Cependant, avec les progrès apportés dans le domaine informatique, de plus en plus de mises en couleurs sont réalisées sur ordinateur. Liberté d’expression, gain de temps, communication et travail collaboratif sont apportés par l’outil internet. Certains commencent même à concevoir leur BD entièrement sur ordinateur, c’est le début de la BDAO.
Les avancées apportées à des logiciels comme Adobe Photoshop© et Corel Painter©, s’ils sont bien maîtrisés, permettent des rendus naturels parfois impossibles à différencier de ceux des méthodes traditionnelles.
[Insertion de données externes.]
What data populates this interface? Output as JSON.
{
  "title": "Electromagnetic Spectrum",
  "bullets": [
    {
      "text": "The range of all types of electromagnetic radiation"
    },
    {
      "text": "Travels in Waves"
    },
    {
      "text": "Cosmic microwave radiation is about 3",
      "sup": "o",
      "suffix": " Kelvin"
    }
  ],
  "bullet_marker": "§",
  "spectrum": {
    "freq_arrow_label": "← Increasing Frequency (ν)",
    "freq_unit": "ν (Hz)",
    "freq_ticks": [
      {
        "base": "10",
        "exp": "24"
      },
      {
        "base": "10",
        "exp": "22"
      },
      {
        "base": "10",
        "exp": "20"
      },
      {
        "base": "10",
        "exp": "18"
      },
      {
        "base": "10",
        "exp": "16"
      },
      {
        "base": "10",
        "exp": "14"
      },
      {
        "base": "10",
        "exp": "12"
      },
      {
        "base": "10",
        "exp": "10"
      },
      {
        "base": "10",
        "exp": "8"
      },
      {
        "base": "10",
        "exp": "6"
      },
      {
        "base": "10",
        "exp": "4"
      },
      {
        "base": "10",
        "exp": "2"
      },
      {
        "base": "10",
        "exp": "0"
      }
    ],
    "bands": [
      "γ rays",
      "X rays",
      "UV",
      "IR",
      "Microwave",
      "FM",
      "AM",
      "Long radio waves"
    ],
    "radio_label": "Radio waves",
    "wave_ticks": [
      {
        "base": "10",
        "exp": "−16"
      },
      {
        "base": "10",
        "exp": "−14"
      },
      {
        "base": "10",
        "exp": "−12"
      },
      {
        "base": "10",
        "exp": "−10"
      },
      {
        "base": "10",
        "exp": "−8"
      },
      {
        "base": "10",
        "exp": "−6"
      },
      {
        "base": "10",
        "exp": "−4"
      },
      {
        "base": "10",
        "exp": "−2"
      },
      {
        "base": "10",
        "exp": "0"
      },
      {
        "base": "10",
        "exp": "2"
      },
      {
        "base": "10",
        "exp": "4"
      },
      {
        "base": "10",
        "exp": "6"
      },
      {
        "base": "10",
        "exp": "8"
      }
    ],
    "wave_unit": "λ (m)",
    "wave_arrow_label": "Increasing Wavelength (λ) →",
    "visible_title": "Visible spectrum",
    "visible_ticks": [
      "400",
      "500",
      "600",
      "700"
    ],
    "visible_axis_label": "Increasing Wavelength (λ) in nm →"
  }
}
Il est toutefois indispensable d’utiliser un ordinateur véloce avec un écran calibré renvoyant une image et des couleurs fidèles à ce qui sera imprimé, un scanner d’une résolution minimum de 1200 dpi, ainsi qu’une tablette graphique, indispensable pour un rendu naturel.
Pour conclure, quels que soient les techniques et le matériel utilisés, c’est toujours la main de l’homme qui exécute. L’informatique, si elle apporte le confort, ne vous donne aucun talent, elle n’est qu’un outil parmi d’autres. Sans imagination et maîtrise des techniques traditionnelles, le rendu sera toujours fade et impersonnel.
Voilà pour cette présentation, qui, je l’espère, vous aura éclairé sur la réalisation d’une bande dessinée.